On l’attendait depuis plus de deux ans, la troisième Programmation pluriannuelle de l’énergie (PPE3) a été dévoilée le 12 février 2026 et fait la part belle à l’électricité. Une aubaine pour les entreprises de la région.
Annoncée par le Premier ministre dans le Jura, la PPE3 fixe la feuille de route de la France jusqu’en 2035 : produire davantage d’électricité décarbonée, réduire la consommation de fossiles (de 60 % aujourd’hui à 40 % en 2030), et électrifier massivement les usages dans les domaines des transports, bâtiments, industries, data centers.
Électrifier pour une indépendance énergétique
L’électrification massive de l’économie est au cœur du plan : industrie, bâtiments, data centers, transports… tout passe à l’électricité.

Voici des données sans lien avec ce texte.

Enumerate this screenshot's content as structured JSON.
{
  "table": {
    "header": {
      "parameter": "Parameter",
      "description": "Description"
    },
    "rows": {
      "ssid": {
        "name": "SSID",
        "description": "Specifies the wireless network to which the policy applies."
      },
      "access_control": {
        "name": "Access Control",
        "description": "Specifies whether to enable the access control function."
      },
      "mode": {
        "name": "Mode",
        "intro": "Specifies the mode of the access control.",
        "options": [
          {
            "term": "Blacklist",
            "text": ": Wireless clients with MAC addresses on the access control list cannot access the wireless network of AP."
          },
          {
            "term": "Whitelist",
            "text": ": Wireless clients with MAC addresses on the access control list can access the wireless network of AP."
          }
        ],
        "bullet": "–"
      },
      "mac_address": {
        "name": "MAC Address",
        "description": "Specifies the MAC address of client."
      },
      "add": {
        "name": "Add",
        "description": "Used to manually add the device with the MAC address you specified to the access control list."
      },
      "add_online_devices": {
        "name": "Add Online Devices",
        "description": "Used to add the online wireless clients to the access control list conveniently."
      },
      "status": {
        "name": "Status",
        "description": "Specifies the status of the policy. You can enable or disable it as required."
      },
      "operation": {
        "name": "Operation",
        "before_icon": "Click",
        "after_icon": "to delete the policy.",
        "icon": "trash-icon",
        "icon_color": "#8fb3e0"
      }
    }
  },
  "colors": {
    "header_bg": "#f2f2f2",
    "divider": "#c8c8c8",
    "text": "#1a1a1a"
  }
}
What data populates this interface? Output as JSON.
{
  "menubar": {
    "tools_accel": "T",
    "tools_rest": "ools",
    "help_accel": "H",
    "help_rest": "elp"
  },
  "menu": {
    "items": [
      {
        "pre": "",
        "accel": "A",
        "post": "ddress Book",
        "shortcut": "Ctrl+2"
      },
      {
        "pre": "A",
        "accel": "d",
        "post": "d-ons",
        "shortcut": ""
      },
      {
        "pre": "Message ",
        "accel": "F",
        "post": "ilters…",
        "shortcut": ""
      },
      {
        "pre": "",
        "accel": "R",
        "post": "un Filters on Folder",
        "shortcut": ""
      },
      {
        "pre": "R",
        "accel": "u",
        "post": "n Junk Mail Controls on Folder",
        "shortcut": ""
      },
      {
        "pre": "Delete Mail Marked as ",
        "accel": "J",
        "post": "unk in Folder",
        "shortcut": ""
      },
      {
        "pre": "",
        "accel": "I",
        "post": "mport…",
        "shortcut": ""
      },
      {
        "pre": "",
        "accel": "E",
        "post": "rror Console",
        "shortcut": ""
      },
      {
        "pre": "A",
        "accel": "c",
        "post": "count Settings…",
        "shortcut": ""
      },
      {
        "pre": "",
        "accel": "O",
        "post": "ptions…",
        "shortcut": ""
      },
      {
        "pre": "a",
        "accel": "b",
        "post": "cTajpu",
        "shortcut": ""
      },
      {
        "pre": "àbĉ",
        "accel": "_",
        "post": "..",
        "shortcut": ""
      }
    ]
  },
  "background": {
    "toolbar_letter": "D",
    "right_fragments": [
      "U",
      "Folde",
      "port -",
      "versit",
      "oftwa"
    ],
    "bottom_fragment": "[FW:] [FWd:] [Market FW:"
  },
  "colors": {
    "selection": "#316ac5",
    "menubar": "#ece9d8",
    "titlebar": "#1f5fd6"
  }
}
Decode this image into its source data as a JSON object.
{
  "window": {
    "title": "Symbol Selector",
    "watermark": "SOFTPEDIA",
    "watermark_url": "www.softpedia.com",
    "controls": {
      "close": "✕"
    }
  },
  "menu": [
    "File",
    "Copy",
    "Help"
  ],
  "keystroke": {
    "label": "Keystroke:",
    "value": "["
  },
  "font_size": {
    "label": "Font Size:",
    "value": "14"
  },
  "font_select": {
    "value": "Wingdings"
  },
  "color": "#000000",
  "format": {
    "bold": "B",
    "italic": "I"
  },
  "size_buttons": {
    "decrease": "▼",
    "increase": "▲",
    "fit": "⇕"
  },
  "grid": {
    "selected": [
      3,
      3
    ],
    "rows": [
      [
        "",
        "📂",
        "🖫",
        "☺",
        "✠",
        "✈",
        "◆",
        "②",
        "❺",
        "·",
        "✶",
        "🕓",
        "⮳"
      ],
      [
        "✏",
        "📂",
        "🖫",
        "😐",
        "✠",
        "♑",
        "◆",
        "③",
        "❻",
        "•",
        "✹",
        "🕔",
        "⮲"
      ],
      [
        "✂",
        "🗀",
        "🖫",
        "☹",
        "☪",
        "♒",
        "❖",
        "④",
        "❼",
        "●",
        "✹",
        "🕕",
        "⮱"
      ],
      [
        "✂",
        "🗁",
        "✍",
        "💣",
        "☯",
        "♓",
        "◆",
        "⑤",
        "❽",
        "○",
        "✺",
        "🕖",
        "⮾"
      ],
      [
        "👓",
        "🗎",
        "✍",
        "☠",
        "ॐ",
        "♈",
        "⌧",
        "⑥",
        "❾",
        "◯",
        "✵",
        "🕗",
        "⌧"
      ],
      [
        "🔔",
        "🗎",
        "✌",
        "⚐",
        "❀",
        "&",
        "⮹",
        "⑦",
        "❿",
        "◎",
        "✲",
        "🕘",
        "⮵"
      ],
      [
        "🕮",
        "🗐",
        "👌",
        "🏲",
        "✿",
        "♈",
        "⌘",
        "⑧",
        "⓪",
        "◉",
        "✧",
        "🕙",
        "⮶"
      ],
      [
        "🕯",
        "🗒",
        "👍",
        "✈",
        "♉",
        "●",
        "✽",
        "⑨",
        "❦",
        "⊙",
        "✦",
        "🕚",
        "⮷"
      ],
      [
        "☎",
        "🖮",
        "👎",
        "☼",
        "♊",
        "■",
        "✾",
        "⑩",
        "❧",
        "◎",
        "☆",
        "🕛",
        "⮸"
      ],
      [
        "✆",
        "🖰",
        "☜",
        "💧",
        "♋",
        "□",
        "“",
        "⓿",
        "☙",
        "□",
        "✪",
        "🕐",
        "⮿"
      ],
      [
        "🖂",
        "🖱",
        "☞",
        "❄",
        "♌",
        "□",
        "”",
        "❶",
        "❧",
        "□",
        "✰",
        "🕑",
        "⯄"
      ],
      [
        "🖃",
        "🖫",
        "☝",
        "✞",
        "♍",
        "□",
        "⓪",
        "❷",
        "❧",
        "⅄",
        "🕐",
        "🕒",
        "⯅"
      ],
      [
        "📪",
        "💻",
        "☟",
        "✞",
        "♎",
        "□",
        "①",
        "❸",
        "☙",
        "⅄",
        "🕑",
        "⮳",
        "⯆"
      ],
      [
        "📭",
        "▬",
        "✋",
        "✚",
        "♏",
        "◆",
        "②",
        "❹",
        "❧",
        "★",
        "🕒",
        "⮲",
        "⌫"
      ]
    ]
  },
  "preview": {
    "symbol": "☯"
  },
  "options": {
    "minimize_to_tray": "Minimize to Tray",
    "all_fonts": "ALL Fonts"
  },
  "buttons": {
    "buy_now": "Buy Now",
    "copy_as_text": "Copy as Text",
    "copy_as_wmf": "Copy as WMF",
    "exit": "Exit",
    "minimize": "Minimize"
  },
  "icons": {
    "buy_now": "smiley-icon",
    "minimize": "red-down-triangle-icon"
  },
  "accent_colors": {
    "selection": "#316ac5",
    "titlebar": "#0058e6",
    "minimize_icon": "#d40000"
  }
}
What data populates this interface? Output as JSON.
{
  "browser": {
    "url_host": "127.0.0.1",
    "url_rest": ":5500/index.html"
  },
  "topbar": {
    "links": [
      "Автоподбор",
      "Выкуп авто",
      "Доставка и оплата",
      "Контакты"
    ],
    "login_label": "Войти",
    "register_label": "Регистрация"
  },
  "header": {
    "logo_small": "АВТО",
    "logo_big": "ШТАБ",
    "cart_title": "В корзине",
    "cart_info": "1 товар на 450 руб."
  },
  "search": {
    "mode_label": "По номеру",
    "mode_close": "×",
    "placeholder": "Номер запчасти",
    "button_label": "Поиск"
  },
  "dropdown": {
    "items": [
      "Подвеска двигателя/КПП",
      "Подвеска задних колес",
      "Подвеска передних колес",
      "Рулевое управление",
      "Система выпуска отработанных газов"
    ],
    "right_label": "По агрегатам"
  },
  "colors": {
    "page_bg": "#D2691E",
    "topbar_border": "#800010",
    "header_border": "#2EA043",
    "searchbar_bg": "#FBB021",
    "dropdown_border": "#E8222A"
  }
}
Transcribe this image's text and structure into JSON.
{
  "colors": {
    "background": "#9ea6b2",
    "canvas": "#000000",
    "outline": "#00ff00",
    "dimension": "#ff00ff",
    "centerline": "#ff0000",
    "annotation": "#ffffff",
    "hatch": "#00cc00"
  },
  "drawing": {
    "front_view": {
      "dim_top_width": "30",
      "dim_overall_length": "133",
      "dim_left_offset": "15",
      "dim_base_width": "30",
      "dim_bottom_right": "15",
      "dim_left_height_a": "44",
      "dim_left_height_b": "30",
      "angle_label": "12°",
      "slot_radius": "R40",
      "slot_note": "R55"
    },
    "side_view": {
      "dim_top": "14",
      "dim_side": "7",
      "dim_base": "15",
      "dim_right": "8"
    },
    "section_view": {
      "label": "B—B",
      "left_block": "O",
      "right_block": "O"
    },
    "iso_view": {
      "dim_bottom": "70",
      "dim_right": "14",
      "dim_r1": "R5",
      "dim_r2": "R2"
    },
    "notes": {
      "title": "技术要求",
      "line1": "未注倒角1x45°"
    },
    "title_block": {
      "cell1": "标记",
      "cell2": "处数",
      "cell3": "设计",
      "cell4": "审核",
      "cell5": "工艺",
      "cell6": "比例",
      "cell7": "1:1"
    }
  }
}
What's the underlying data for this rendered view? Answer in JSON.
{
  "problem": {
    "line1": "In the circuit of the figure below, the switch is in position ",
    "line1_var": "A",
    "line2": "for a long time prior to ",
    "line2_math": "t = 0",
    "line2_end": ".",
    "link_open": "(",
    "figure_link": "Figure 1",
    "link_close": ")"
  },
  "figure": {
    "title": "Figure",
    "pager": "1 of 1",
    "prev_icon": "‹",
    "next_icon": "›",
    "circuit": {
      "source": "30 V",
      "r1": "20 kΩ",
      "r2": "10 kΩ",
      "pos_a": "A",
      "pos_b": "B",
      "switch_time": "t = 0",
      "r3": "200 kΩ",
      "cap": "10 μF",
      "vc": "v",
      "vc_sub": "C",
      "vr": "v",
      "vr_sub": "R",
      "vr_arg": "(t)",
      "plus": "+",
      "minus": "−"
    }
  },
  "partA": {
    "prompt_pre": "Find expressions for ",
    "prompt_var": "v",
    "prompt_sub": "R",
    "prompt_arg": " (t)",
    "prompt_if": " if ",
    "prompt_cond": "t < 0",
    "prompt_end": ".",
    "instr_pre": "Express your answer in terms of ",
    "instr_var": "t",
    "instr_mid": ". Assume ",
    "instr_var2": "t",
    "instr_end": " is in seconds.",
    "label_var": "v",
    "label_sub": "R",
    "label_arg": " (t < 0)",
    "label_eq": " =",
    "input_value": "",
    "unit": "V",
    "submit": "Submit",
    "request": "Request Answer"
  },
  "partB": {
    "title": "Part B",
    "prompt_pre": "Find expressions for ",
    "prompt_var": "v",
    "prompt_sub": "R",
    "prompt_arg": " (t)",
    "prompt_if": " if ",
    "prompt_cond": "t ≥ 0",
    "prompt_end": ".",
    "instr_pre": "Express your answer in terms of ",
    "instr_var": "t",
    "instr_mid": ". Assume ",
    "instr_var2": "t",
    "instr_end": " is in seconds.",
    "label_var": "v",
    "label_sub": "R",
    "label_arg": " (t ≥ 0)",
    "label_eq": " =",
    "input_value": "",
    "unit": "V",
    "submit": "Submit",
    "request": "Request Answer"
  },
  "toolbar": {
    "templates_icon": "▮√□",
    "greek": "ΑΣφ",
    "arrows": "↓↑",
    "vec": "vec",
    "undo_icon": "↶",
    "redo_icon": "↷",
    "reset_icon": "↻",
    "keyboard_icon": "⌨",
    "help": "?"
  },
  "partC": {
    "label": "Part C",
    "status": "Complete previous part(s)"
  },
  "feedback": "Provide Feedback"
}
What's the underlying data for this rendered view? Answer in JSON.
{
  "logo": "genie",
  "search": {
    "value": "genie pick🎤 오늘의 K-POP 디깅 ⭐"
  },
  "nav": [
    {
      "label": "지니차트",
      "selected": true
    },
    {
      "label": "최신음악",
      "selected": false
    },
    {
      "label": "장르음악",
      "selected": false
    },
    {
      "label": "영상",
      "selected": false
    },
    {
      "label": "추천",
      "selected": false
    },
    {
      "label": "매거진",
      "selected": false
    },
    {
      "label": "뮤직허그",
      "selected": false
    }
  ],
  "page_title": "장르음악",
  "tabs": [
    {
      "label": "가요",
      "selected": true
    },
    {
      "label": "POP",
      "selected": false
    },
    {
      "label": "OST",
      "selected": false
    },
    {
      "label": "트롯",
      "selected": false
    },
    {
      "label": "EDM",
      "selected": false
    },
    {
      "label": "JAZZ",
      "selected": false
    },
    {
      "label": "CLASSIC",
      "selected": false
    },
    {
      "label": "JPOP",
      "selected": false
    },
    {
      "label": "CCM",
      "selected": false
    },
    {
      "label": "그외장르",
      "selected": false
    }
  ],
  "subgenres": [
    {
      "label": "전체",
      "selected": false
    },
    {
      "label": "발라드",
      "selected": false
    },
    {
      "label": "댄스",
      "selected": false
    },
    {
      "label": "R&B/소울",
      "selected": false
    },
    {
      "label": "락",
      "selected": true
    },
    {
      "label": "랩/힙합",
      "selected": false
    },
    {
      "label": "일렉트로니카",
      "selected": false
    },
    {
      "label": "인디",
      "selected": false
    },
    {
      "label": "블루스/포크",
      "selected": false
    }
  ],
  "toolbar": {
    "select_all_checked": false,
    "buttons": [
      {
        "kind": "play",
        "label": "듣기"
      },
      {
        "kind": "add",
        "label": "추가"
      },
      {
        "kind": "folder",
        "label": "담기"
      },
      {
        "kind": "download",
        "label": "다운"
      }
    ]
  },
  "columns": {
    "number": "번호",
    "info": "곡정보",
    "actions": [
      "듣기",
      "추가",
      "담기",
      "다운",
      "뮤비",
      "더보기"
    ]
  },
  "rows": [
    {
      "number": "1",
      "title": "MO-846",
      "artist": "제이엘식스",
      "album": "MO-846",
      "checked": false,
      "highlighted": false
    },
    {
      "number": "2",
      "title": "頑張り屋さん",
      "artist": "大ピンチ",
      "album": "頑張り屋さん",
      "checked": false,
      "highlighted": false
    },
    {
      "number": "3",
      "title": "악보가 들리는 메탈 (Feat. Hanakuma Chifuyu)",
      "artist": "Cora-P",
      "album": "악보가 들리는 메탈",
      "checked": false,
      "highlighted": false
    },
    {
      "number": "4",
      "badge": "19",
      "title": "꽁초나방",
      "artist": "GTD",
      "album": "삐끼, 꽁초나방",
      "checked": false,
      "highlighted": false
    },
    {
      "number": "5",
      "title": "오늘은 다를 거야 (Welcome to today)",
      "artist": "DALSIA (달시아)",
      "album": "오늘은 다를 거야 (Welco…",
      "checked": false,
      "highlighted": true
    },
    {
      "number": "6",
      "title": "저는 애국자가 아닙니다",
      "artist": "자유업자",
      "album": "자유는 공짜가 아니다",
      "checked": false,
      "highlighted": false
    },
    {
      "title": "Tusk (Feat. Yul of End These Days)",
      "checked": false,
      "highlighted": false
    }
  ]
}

Concrètement, cela se traduit par l’ouverture de marchés pour l’installation de pompes à chaleur, le développement de bornes de recharge, mais aussi pour les entreprises capables d’accompagner cette transformation dans les métiers de l’énergie et du numérique.
Le nucléaire repart à la hausse : optimisation des réacteurs existants, prolongation au-delà de 60 ans lorsque la sûreté le permet, et construction de 6 nouveaux réacteurs nucléaires à eau pressurisée (EPR2). Du côté des énergies renouvelables, l’éolien en mer et le solaire sur bâtiments poursuivent leur développement, tandis que l’éolien terrestre et le photovoltaïque au sol progressent plus prudemment. La PPE3 prévoit aussi un soutien à l’hydrogène bas carbone, à la géothermie et aux réseaux de chaleur.
Une stratégie qui se traduit en opportunités concrètes en Bourgogne-Franche-Comté
Annoncée dans le Jura, cadre symbolique, la PPE3 traduit bien la volonté d’un engagement de l’État dans toutes les filières énergétiques, nucléaires comme renouvelables, mais aussi l’importance stratégique de l’hydroélectricité. Souvent sous-estimée, l’hydroélectricité bénéficie d’un plan massif de modernisation des barrages et de STEP, une aubaine pour les territoires comme le Jura ou la Saône-et-Loire, où les infrastructures sont nombreuses et stratégiques.
À Belfort, ce vendredi 13 février, plusieurs ministres accompagnaient Sébastien Lecornu : la ministre de la Transition écologique, le ministre de l’Économie, des Finances et de la Souveraineté industrielle et le ministre délégué chargé de l’Industrie. Leur présence avait un double objectif : détailler les grands axes de la PPE3, et illustrer concrètement l’impact sur les territoires et l’industrie, comme l’usine d’Arabelle Solutions à Belfort, acteur clé de la filière nucléaire.
Filiale d’EDF spécialisée dans la fabrication et le recyclage de turbines nucléaires, l’usine d’Arabelles Solutions va recruter 600 salariés d’ici 2030 et investir 350 millions d’euros pour agrandir ses installations. Ces turbines serviront aux futurs réacteurs nucléaires : un savoir-faire français qui fait tourner aujourd’hui un tiers des centrales nucléaires mondiales.
À Mâcon, Schneider Electric n’est pas en reste. L’entreprise a reçu lundi 16 février le ministre délégué à l’Industrie, Sébastien Martin, qui a félicité « un projet emblématique de la reconquête industrielle française ». L’entreprise prévoit en effet la construction d’une nouvelle usine destinée à remplacer l’usine historique, afin de répondre à la croissance des besoins d’électrification en Europe, tout en s’adaptant aux enjeux actuels de décarbonation. 150 créations de postes sont prévues, de quoi soutenir l’emploi local.
En somme, des projets qui illustrent comment la PPE3 peut générer emplois et dynamisme industriel tout en soutenant la souveraineté énergétique. Pour les acteurs de Bourgogne-Franche-Comté, comme ailleurs, c’est le signal que l’énergie décarbonée peut devenir un moteur tangible de croissance locale.